Ten Safety Tips When Traveling Abroad

Remember that 911 doesn’t work outside of the united states.

Wherever you go, find out what the local emergency hotlines are and save them to your phone (preferably on speed dial). Also research the nearest U.S. embassies or consulates and save those addresses and phone numbers (usatoday.com).

Look left first before crossing the road in left-driving countries.

It’s a simple thing to do, but it could save your life.

Adopt the look of a local.

Do some research about the local fashion, and dress accordingly. Thieves are always looking for targets who stand out as tourists (ordinarytraveler.com).

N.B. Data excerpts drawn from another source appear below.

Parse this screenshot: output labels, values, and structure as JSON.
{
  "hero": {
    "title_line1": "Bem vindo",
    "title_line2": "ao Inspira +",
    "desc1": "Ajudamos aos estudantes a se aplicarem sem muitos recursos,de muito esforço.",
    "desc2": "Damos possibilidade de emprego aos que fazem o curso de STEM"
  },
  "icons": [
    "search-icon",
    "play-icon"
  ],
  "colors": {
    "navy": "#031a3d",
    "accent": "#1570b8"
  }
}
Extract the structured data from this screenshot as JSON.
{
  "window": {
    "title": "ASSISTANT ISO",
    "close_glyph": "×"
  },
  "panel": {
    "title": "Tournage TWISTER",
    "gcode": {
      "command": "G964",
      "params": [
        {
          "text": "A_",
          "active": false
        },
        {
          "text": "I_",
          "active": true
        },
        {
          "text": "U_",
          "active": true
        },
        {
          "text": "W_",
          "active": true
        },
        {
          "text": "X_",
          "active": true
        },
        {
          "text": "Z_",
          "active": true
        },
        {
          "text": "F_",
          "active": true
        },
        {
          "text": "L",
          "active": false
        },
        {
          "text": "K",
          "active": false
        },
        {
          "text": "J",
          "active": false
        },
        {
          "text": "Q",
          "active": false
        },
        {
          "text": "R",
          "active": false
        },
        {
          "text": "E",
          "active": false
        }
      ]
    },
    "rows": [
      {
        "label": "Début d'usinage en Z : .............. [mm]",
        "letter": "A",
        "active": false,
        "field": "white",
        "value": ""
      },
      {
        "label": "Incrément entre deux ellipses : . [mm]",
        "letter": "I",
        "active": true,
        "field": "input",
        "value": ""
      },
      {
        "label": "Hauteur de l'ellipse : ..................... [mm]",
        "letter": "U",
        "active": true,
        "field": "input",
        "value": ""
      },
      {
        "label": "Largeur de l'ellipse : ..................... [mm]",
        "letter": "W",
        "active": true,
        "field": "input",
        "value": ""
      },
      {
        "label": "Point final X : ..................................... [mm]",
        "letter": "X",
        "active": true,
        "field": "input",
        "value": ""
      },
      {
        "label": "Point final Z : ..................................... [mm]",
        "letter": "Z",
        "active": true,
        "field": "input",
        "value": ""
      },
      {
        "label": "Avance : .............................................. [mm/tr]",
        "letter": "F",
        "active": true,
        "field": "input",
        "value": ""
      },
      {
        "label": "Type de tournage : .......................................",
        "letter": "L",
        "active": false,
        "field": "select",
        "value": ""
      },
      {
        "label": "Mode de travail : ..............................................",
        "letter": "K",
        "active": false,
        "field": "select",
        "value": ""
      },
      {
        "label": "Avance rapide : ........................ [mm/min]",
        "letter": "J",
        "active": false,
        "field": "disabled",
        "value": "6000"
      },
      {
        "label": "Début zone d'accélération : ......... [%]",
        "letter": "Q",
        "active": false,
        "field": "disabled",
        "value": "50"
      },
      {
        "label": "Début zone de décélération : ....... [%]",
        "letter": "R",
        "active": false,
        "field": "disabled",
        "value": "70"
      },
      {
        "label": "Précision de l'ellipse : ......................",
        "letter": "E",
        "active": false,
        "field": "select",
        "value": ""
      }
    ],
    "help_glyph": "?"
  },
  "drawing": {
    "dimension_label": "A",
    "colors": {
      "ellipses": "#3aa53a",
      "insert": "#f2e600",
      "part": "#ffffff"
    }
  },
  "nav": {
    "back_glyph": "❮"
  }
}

Consider purchasing a money belt.

Pickpocketing and petty thievery are the most common types of crime to fall victim to when traveling abroad. A money belt allows you to strap your valuables and cash to your body, beneath your clothing, and away from pickpockets (ricksteves.com).

Be sure you have multiple copies of your passport.

Print a copy to carry with you, print a copy and leave it with someone at home, and take a photo of it and email the photo to yourself. If your passport is lost, it will be much easier to acquire a replacement.


Do not talk to anyone who approaches you until you are finished. Cover the keypad with your hand. Be vigilant for signs of tampering (ricksteves.com).

Review the escape routes and emergency protocols of your hotel, if you’re staying in one.

If a fire or other emergency occurs, you’ll be prepared instead of panicked.

Before you leave, check out the state department’s smart traveler enrollment Program (STEP) page, where you can register your travel plans.

This will make it easier for government officials to contact you in the event of an emergency, whether it’s a natural disaster, an emergency back home, or civil unrest (https://step.state.gov/step/).

Always bring an emergency kit with you on the road trip at home or abroad.

This should include a backup battery for your phone, a first-aid kit, reflective warning signs, blankets, non-perishable food, a tire gauge, a flashlight, bottled water (usatoday.com).